Analysis

Run analysis

The analysis page allows you to run any analysis on your data in the database.

Writing functions

Analysis functions include the analysis functions present in the Antelop standard library, and additionally, custom analysis functions found in the analysis folders you have defined in your configuration file. Custom analysis functions are written in Python and must follow a certain structure. This is detailed in Writing Analysis Functions.

While writing analysis functions, it is convenient to be able to reload your edits without restarting the gui. To do this, just use the reload button.

Data input

When a function is written correctly within our guidelines, Antelop is able to automatically detect the input data it requires, and allows you to query the database graphically to automatically run your routines on a subset of the database without having to fetch data manually. Additionally, it is able to read the parameters your function takes to allow interactive input. It also reads the output types of your function to save or display results of different data types appropriately.

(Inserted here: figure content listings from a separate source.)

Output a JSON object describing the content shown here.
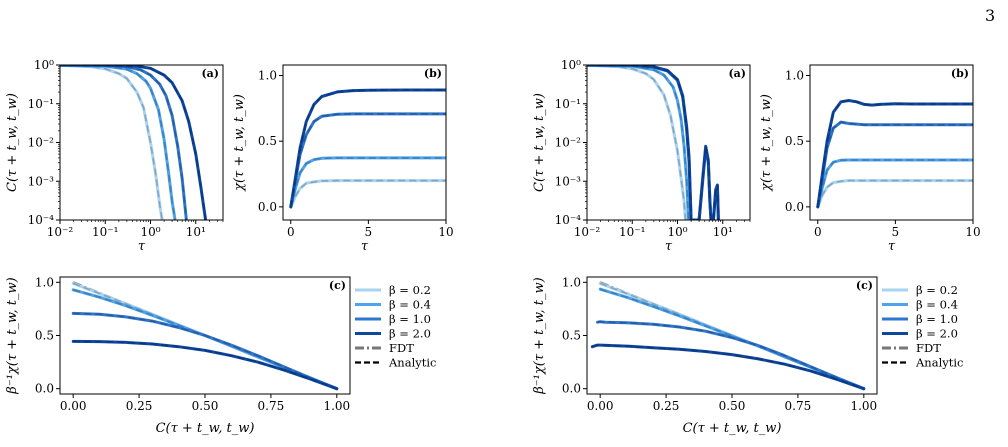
{
  "page_number": "3",
  "colors": {
    "beta_0_2": "#a9d3f2",
    "beta_0_4": "#4ea3ea",
    "beta_1_0": "#2f76cc",
    "beta_2_0": "#0e47a0",
    "fdt": "#777777",
    "analytic": "#000000"
  },
  "legend": {
    "entries": [
      "β = 0.2",
      "β = 0.4",
      "β = 1.0",
      "β = 2.0",
      "FDT",
      "Analytic"
    ]
  },
  "chart_data": [
    {
      "id": "left-a",
      "panel": "(a)",
      "type": "line",
      "xlabel": "τ",
      "ylabel": "C(τ + t_w, t_w)",
      "xscale": "log",
      "yscale": "log",
      "xlim": [
        0.01,
        40
      ],
      "ylim": [
        0.0001,
        1
      ],
      "xticks": [
        0.01,
        0.1,
        1,
        10
      ],
      "xticklabels": [
        "10⁻²",
        "10⁻¹",
        "10⁰",
        "10¹"
      ],
      "yticks": [
        0.0001,
        0.001,
        0.01,
        0.1,
        1
      ],
      "yticklabels": [
        "10⁻⁴",
        "10⁻³",
        "10⁻²",
        "10⁻¹",
        "10⁰"
      ],
      "series": [
        {
          "color": "beta_0_2",
          "x": [
            0.01,
            0.05,
            0.1,
            0.2,
            0.3,
            0.5,
            0.7,
            1.0,
            1.3,
            1.6,
            1.8
          ],
          "y": [
            0.98,
            0.9,
            0.8,
            0.6,
            0.45,
            0.2,
            0.08,
            0.01,
            0.0015,
            0.00025,
            0.0001
          ]
        },
        {
          "color": "beta_0_4",
          "x": [
            0.01,
            0.1,
            0.3,
            0.5,
            0.8,
            1.0,
            1.5,
            2.0,
            2.5,
            3.0,
            3.5
          ],
          "y": [
            0.99,
            0.93,
            0.78,
            0.6,
            0.38,
            0.25,
            0.07,
            0.012,
            0.0017,
            0.0003,
            0.0001
          ]
        },
        {
          "color": "beta_1_0",
          "x": [
            0.01,
            0.1,
            0.3,
            0.6,
            1.0,
            1.6,
            2.2,
            3.0,
            4.0,
            5.0,
            6.2
          ],
          "y": [
            0.995,
            0.97,
            0.9,
            0.75,
            0.55,
            0.32,
            0.16,
            0.05,
            0.008,
            0.0012,
            0.0001
          ]
        },
        {
          "color": "beta_2_0",
          "x": [
            0.01,
            0.1,
            0.5,
            1.0,
            2.0,
            3.0,
            5.0,
            7.0,
            10.0,
            13.0,
            16.5
          ],
          "y": [
            0.998,
            0.985,
            0.93,
            0.82,
            0.55,
            0.35,
            0.12,
            0.035,
            0.005,
            0.0007,
            0.0001
          ]
        }
      ]
    },
    {
      "id": "left-b",
      "panel": "(b)",
      "type": "line",
      "xlabel": "τ",
      "ylabel": "χ(τ + t_w, t_w)",
      "xlim": [
        -0.5,
        10
      ],
      "ylim": [
        -0.1,
        1.08
      ],
      "xticks": [
        0,
        5,
        10
      ],
      "xticklabels": [
        "0",
        "5",
        "10"
      ],
      "yticks": [
        0,
        0.5,
        1.0
      ],
      "yticklabels": [
        "0.0",
        "0.5",
        "1.0"
      ],
      "series": [
        {
          "color": "beta_0_2",
          "x": [
            0,
            0.3,
            0.6,
            1.0,
            1.5,
            2.0,
            3.0,
            5.0,
            7.5,
            10
          ],
          "y": [
            0,
            0.08,
            0.14,
            0.18,
            0.19,
            0.198,
            0.2,
            0.2,
            0.2,
            0.2
          ]
        },
        {
          "color": "beta_0_4",
          "x": [
            0,
            0.3,
            0.6,
            1.0,
            1.5,
            2.0,
            3.0,
            5.0,
            7.5,
            10
          ],
          "y": [
            0,
            0.14,
            0.26,
            0.33,
            0.36,
            0.37,
            0.373,
            0.373,
            0.373,
            0.373
          ]
        },
        {
          "color": "beta_1_0",
          "x": [
            0,
            0.3,
            0.6,
            1.0,
            1.5,
            2.0,
            3.0,
            4.0,
            5.0,
            7.5,
            10
          ],
          "y": [
            0,
            0.2,
            0.4,
            0.55,
            0.65,
            0.69,
            0.705,
            0.708,
            0.708,
            0.708,
            0.708
          ]
        },
        {
          "color": "beta_2_0",
          "x": [
            0,
            0.3,
            0.6,
            1.0,
            1.5,
            2.0,
            3.0,
            4.0,
            5.0,
            7.5,
            10
          ],
          "y": [
            0,
            0.22,
            0.45,
            0.65,
            0.78,
            0.84,
            0.875,
            0.885,
            0.888,
            0.89,
            0.89
          ]
        }
      ]
    },
    {
      "id": "left-c",
      "panel": "(c)",
      "type": "line",
      "xlabel": "C(τ + t_w, t_w)",
      "ylabel": "β⁻¹χ(τ + t_w, t_w)",
      "xlim": [
        -0.05,
        1.05
      ],
      "ylim": [
        -0.05,
        1.05
      ],
      "xticks": [
        0,
        0.25,
        0.5,
        0.75,
        1.0
      ],
      "xticklabels": [
        "0.00",
        "0.25",
        "0.50",
        "0.75",
        "1.00"
      ],
      "yticks": [
        0,
        0.5,
        1.0
      ],
      "yticklabels": [
        "0.0",
        "0.5",
        "1.0"
      ],
      "series": [
        {
          "color": "fdt",
          "x": [
            0,
            1
          ],
          "y": [
            1,
            0
          ]
        },
        {
          "color": "beta_0_2",
          "x": [
            0,
            0.1,
            0.2,
            0.3,
            0.4,
            0.5,
            0.6,
            0.7,
            0.8,
            0.9,
            1.0
          ],
          "y": [
            0.99,
            0.895,
            0.798,
            0.7,
            0.6,
            0.5,
            0.4,
            0.3,
            0.2,
            0.1,
            0
          ]
        },
        {
          "color": "beta_0_4",
          "x": [
            0,
            0.1,
            0.2,
            0.3,
            0.4,
            0.5,
            0.6,
            0.7,
            0.8,
            0.9,
            1.0
          ],
          "y": [
            0.93,
            0.86,
            0.78,
            0.69,
            0.595,
            0.5,
            0.4,
            0.3,
            0.2,
            0.1,
            0
          ]
        },
        {
          "color": "beta_1_0",
          "x": [
            0,
            0.1,
            0.2,
            0.3,
            0.4,
            0.5,
            0.6,
            0.7,
            0.8,
            0.9,
            1.0
          ],
          "y": [
            0.708,
            0.7,
            0.675,
            0.635,
            0.575,
            0.5,
            0.41,
            0.31,
            0.205,
            0.1,
            0
          ]
        },
        {
          "color": "beta_2_0",
          "x": [
            0,
            0.1,
            0.2,
            0.3,
            0.4,
            0.5,
            0.6,
            0.7,
            0.8,
            0.9,
            1.0
          ],
          "y": [
            0.445,
            0.443,
            0.435,
            0.42,
            0.395,
            0.36,
            0.31,
            0.25,
            0.175,
            0.09,
            0
          ]
        }
      ]
    },
    {
      "id": "right-a",
      "panel": "(a)",
      "type": "line",
      "xlabel": "τ",
      "ylabel": "C(τ + t_w, t_w)",
      "xscale": "log",
      "yscale": "log",
      "xlim": [
        0.01,
        40
      ],
      "ylim": [
        0.0001,
        1
      ],
      "xticks": [
        0.01,
        0.1,
        1,
        10
      ],
      "xticklabels": [
        "10⁻²",
        "10⁻¹",
        "10⁰",
        "10¹"
      ],
      "yticks": [
        0.0001,
        0.001,
        0.01,
        0.1,
        1
      ],
      "yticklabels": [
        "10⁻⁴",
        "10⁻³",
        "10⁻²",
        "10⁻¹",
        "10⁰"
      ],
      "series": [
        {
          "color": "beta_0_2",
          "x": [
            0.01,
            0.05,
            0.1,
            0.2,
            0.3,
            0.5,
            0.7,
            1.0,
            1.2,
            1.4,
            1.5
          ],
          "y": [
            0.98,
            0.9,
            0.8,
            0.6,
            0.42,
            0.17,
            0.05,
            0.006,
            0.0012,
            0.0003,
            0.0001
          ]
        },
        {
          "color": "beta_0_4",
          "x": [
            0.01,
            0.1,
            0.3,
            0.5,
            0.8,
            1.0,
            1.2,
            1.4,
            1.6,
            1.75
          ],
          "y": [
            0.99,
            0.93,
            0.75,
            0.55,
            0.27,
            0.12,
            0.04,
            0.008,
            0.001,
            0.0001
          ]
        },
        {
          "color": "beta_1_0",
          "x": [
            0.01,
            0.1,
            0.3,
            0.6,
            1.0,
            1.3,
            1.6,
            1.8,
            2.0,
            2.4,
            3.0,
            3.6,
            4.2,
            4.8,
            5.2,
            5.5,
            6.2,
            7.0,
            7.6,
            8.0
          ],
          "y": [
            0.995,
            0.97,
            0.88,
            0.7,
            0.4,
            0.15,
            0.02,
            0.003,
            0.0001,
            0.0001,
            0.0001,
            0.001,
            0.007,
            0.003,
            0.0003,
            0.0001,
            0.0001,
            0.0005,
            0.0007,
            0.0001
          ]
        },
        {
          "color": "beta_2_0",
          "x": [
            0.01,
            0.1,
            0.3,
            0.6,
            1.0,
            1.3,
            1.6,
            1.8,
            2.0,
            2.4,
            3.0,
            3.6,
            4.2,
            4.8,
            5.2,
            5.5,
            6.2,
            7.0,
            7.6,
            8.0
          ],
          "y": [
            0.998,
            0.98,
            0.9,
            0.72,
            0.42,
            0.16,
            0.025,
            0.004,
            0.0001,
            0.0001,
            0.0001,
            0.0012,
            0.008,
            0.0035,
            0.0003,
            0.0001,
            0.0001,
            0.0006,
            0.0008,
            0.0001
          ]
        }
      ]
    },
    {
      "id": "right-b",
      "panel": "(b)",
      "type": "line",
      "xlabel": "τ",
      "ylabel": "χ(τ + t_w, t_w)",
      "xlim": [
        -0.5,
        10
      ],
      "ylim": [
        -0.1,
        1.08
      ],
      "xticks": [
        0,
        5,
        10
      ],
      "xticklabels": [
        "0",
        "5",
        "10"
      ],
      "yticks": [
        0,
        0.5,
        1.0
      ],
      "yticklabels": [
        "0.0",
        "0.5",
        "1.0"
      ],
      "series": [
        {
          "color": "beta_0_2",
          "x": [
            0,
            0.3,
            0.6,
            1.0,
            1.5,
            2.0,
            3.0,
            5.0,
            7.5,
            10
          ],
          "y": [
            0,
            0.09,
            0.15,
            0.185,
            0.195,
            0.2,
            0.2,
            0.2,
            0.2,
            0.2
          ]
        },
        {
          "color": "beta_0_4",
          "x": [
            0,
            0.3,
            0.6,
            1.0,
            1.5,
            2.0,
            3.0,
            5.0,
            7.5,
            10
          ],
          "y": [
            0,
            0.15,
            0.28,
            0.34,
            0.355,
            0.357,
            0.357,
            0.357,
            0.357,
            0.357
          ]
        },
        {
          "color": "beta_1_0",
          "x": [
            0,
            0.3,
            0.6,
            1.0,
            1.5,
            2.0,
            3.0,
            4.0,
            5.0,
            7.5,
            10
          ],
          "y": [
            0,
            0.22,
            0.45,
            0.6,
            0.645,
            0.635,
            0.625,
            0.625,
            0.625,
            0.625,
            0.625
          ]
        },
        {
          "color": "beta_2_0",
          "x": [
            0,
            0.3,
            0.6,
            1.0,
            1.5,
            2.0,
            2.5,
            3.0,
            3.5,
            4.0,
            5.0,
            6.0,
            7.5,
            10
          ],
          "y": [
            0,
            0.25,
            0.5,
            0.72,
            0.8,
            0.81,
            0.8,
            0.78,
            0.775,
            0.78,
            0.785,
            0.783,
            0.783,
            0.783
          ]
        }
      ]
    },
    {
      "id": "right-c",
      "panel": "(c)",
      "type": "line",
      "xlabel": "C(τ + t_w, t_w)",
      "ylabel": "β⁻¹χ(τ + t_w, t_w)",
      "xlim": [
        -0.05,
        1.05
      ],
      "ylim": [
        -0.05,
        1.05
      ],
      "xticks": [
        0,
        0.25,
        0.5,
        0.75,
        1.0
      ],
      "xticklabels": [
        "0.00",
        "0.25",
        "0.50",
        "0.75",
        "1.00"
      ],
      "yticks": [
        0,
        0.5,
        1.0
      ],
      "yticklabels": [
        "0.0",
        "0.5",
        "1.0"
      ],
      "series": [
        {
          "color": "fdt",
          "x": [
            0,
            1
          ],
          "y": [
            1,
            0
          ]
        },
        {
          "color": "beta_0_2",
          "x": [
            0,
            0.1,
            0.2,
            0.3,
            0.4,
            0.5,
            0.6,
            0.7,
            0.8,
            0.9,
            1.0
          ],
          "y": [
            0.99,
            0.895,
            0.797,
            0.7,
            0.6,
            0.5,
            0.4,
            0.3,
            0.2,
            0.1,
            0
          ]
        },
        {
          "color": "beta_0_4",
          "x": [
            0,
            0.1,
            0.2,
            0.3,
            0.4,
            0.5,
            0.6,
            0.7,
            0.8,
            0.9,
            1.0
          ],
          "y": [
            0.935,
            0.86,
            0.775,
            0.685,
            0.59,
            0.495,
            0.4,
            0.3,
            0.2,
            0.1,
            0
          ]
        },
        {
          "color": "beta_1_0",
          "x": [
            -0.01,
            0.0,
            0.02,
            0.1,
            0.2,
            0.3,
            0.4,
            0.5,
            0.6,
            0.7,
            0.8,
            0.9,
            1.0
          ],
          "y": [
            0.625,
            0.63,
            0.625,
            0.62,
            0.605,
            0.58,
            0.54,
            0.48,
            0.405,
            0.31,
            0.205,
            0.1,
            0
          ]
        },
        {
          "color": "beta_2_0",
          "x": [
            -0.03,
            -0.01,
            0.0,
            0.1,
            0.2,
            0.3,
            0.4,
            0.5,
            0.6,
            0.7,
            0.8,
            0.9,
            1.0
          ],
          "y": [
            0.395,
            0.41,
            0.41,
            0.4,
            0.385,
            0.37,
            0.35,
            0.32,
            0.28,
            0.23,
            0.165,
            0.085,
            0
          ]
        }
      ]
    }
  ]
}
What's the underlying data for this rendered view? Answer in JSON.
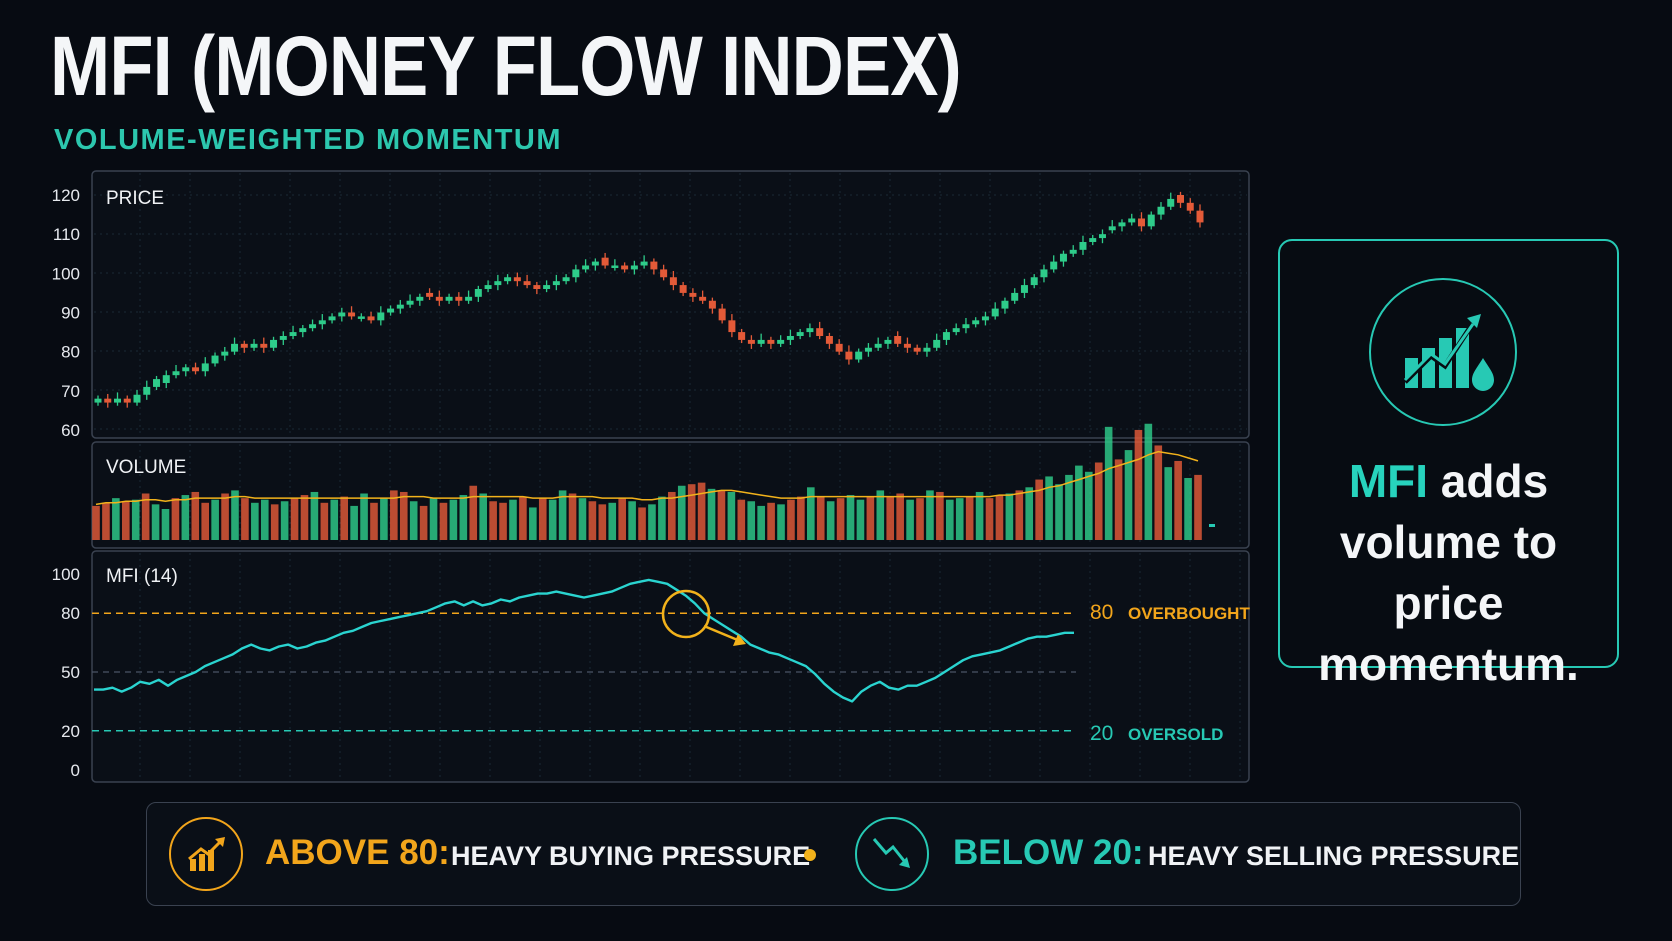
{
  "header": {
    "title": "MFI (MONEY FLOW INDEX)",
    "subtitle": "VOLUME-WEIGHTED MOMENTUM"
  },
  "colors": {
    "up": "#2ecc8a",
    "down": "#e35a38",
    "mfi_line": "#2ad4d0",
    "overbought": "#f2a51b",
    "oversold": "#27c9b4",
    "accent": "#27d3bd",
    "volume_ma": "#f2b21b"
  },
  "chart_data": [
    {
      "type": "candlestick",
      "label": "PRICE",
      "ylim": [
        60,
        120
      ],
      "yticks": [
        60,
        70,
        80,
        90,
        100,
        110,
        120
      ],
      "close": [
        68,
        67,
        68,
        67,
        69,
        71,
        73,
        74,
        75,
        76,
        75,
        77,
        79,
        80,
        82,
        81,
        82,
        81,
        83,
        84,
        85,
        86,
        87,
        88,
        89,
        90,
        89,
        89,
        88,
        90,
        91,
        92,
        93,
        94,
        94,
        93,
        94,
        93,
        94,
        96,
        97,
        98,
        99,
        98,
        97,
        96,
        97,
        98,
        99,
        101,
        102,
        103,
        102,
        102,
        101,
        102,
        103,
        101,
        99,
        97,
        95,
        94,
        93,
        91,
        88,
        85,
        83,
        82,
        83,
        82,
        83,
        84,
        85,
        86,
        84,
        82,
        80,
        78,
        80,
        81,
        82,
        83,
        82,
        81,
        80,
        81,
        83,
        85,
        86,
        87,
        88,
        89,
        91,
        93,
        95,
        97,
        99,
        101,
        103,
        105,
        106,
        108,
        109,
        110,
        112,
        113,
        114,
        112,
        115,
        117,
        119,
        118,
        116,
        113
      ],
      "open": [
        67,
        68,
        67,
        68,
        67,
        69,
        71,
        72,
        74,
        75,
        76,
        75,
        77,
        79,
        80,
        82,
        81,
        82,
        81,
        83,
        84,
        85,
        86,
        87,
        88,
        89,
        90,
        89,
        89,
        88,
        90,
        91,
        92,
        93,
        95,
        94,
        93,
        94,
        93,
        94,
        96,
        97,
        98,
        99,
        98,
        97,
        96,
        97,
        98,
        99,
        101,
        102,
        104,
        102,
        102,
        101,
        102,
        103,
        101,
        99,
        97,
        95,
        94,
        93,
        91,
        88,
        85,
        83,
        82,
        83,
        82,
        83,
        84,
        85,
        86,
        84,
        82,
        80,
        78,
        80,
        81,
        82,
        84,
        82,
        81,
        80,
        81,
        83,
        85,
        86,
        87,
        88,
        89,
        91,
        93,
        95,
        97,
        99,
        101,
        103,
        105,
        106,
        108,
        109,
        111,
        112,
        113,
        114,
        112,
        115,
        117,
        120,
        118,
        116
      ]
    },
    {
      "type": "bar",
      "label": "VOLUME",
      "values": [
        22,
        24,
        27,
        25,
        26,
        30,
        23,
        20,
        27,
        29,
        31,
        24,
        26,
        30,
        32,
        27,
        24,
        26,
        23,
        25,
        27,
        29,
        31,
        24,
        26,
        28,
        22,
        30,
        24,
        27,
        32,
        31,
        25,
        22,
        27,
        24,
        26,
        29,
        35,
        30,
        25,
        24,
        26,
        28,
        21,
        27,
        26,
        32,
        30,
        27,
        25,
        23,
        24,
        27,
        25,
        21,
        23,
        28,
        31,
        35,
        36,
        37,
        33,
        32,
        31,
        26,
        25,
        22,
        24,
        23,
        26,
        28,
        34,
        28,
        25,
        27,
        29,
        26,
        28,
        32,
        28,
        30,
        26,
        27,
        32,
        31,
        26,
        27,
        28,
        31,
        27,
        29,
        30,
        32,
        34,
        39,
        41,
        36,
        42,
        48,
        44,
        50,
        73,
        52,
        58,
        71,
        75,
        61,
        47,
        51,
        40,
        42
      ],
      "moving_average": [
        23,
        24,
        24,
        25,
        25,
        26,
        26,
        25,
        26,
        26,
        27,
        27,
        27,
        27,
        28,
        28,
        27,
        27,
        27,
        27,
        27,
        27,
        27,
        27,
        27,
        27,
        27,
        27,
        27,
        27,
        27,
        28,
        28,
        28,
        27,
        27,
        27,
        27,
        28,
        28,
        28,
        28,
        28,
        28,
        27,
        27,
        27,
        28,
        28,
        28,
        28,
        27,
        27,
        27,
        27,
        26,
        26,
        27,
        27,
        28,
        29,
        30,
        31,
        32,
        32,
        31,
        30,
        29,
        28,
        27,
        27,
        27,
        28,
        28,
        28,
        28,
        28,
        28,
        28,
        28,
        28,
        28,
        28,
        28,
        28,
        28,
        28,
        28,
        28,
        28,
        28,
        29,
        29,
        30,
        31,
        32,
        34,
        35,
        37,
        39,
        41,
        43,
        46,
        48,
        50,
        52,
        55,
        57,
        56,
        55,
        53,
        51
      ]
    },
    {
      "type": "line",
      "label": "MFI (14)",
      "ylim": [
        0,
        100
      ],
      "yticks": [
        0,
        20,
        50,
        80,
        100
      ],
      "values": [
        41,
        41,
        42,
        40,
        42,
        45,
        44,
        46,
        43,
        46,
        48,
        50,
        53,
        55,
        57,
        59,
        62,
        64,
        62,
        61,
        63,
        64,
        62,
        63,
        65,
        66,
        68,
        70,
        71,
        73,
        75,
        76,
        77,
        78,
        79,
        80,
        81,
        83,
        85,
        86,
        84,
        86,
        84,
        85,
        87,
        86,
        88,
        89,
        90,
        90,
        91,
        90,
        89,
        88,
        89,
        90,
        91,
        93,
        95,
        96,
        97,
        96,
        95,
        92,
        89,
        85,
        80,
        77,
        74,
        71,
        68,
        64,
        62,
        60,
        59,
        57,
        55,
        53,
        49,
        44,
        40,
        37,
        35,
        40,
        43,
        45,
        42,
        41,
        43,
        43,
        45,
        47,
        50,
        53,
        56,
        58,
        59,
        60,
        61,
        63,
        65,
        67,
        68,
        68,
        69,
        70,
        70
      ]
    }
  ],
  "panels": {
    "price_label": "PRICE",
    "volume_label": "VOLUME",
    "mfi_label": "MFI (14)",
    "ob_value": "80",
    "ob_label": "OVERBOUGHT",
    "os_value": "20",
    "os_label": "OVERSOLD"
  },
  "info_card": {
    "highlight": "MFI",
    "line1_rest": " adds",
    "line2": "volume to",
    "line3": "price momentum.",
    "icon": "chart-drop-icon"
  },
  "legend": {
    "above_key": "ABOVE 80:",
    "above_desc": "HEAVY BUYING PRESSURE",
    "above_icon": "trend-up-icon",
    "below_key": "BELOW 20:",
    "below_desc": "HEAVY SELLING PRESSURE",
    "below_icon": "trend-down-icon"
  }
}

Functions are organised into ‘folders’, which correspond to the name of the script they belong in. After selecting a function, you then select the subset of the database you want to run your function on, and input parameters to the function.

Running analysis

Local mode

There are then two modes to run your analysis. Local mode lets you run the function on your local machine. This can be useful on small datasets, or to test your function as you write it. Most results are displayed in a dataframe, however, if your function returns a Matplotlib figure, then figures will be displayed in different tabs.

Cluster mode

If you are running your function on a very large dataset, then we recommend using cluster mode. In this mode, you are able to are able to select computational parameters such as the number of CPUs, memory, and the estimated time of the job. We parallelise the operation of this so that different database entries are processed in parallel on a single core each. This is because we assume most analysis functions are written in a single-process manner (for example, most of our standard library is essentially pure NumPy). If you are writing more complex analysis routines that leverage multiple cores, or GPUs, then it is recommended to write this outside of our analysis framework, using your own DataJoint queries to fetch data and manage parallelisation yourself.

You also need to select a location to save your results, as they will not be displayed in the gui. Our output creates a new folder with the results inside. Results are saved as pickled Pandas dataframes. They can be loaded back into Python using the pd.read_pickle function. Figures are saved as PNGs, and their relative file path is included as a link in the dataframe.

We also save a custom json file called query.json which is designed to facilitate reproducibility for publications. More detail on this is detailed below.

Reproduce analysis

Our custom json file aids reproducibility by specifying exactly the analysis function that was run, the exact database restriction it was run with, as well as a hash of the function and of the database fetch results, to ensure data consistency. This file can be used to rerun the exact same analysis on the exact same data, and is designed to be included in supplementary materials for publications. For details of this, see Reproducibility Framework.

The gui page to do this is very simple: you jsut need to select your reproducibilty json file. You can then check the hashes, which checks whether all the criteria needed for reproducibility are met, and can then run your funciton just like before.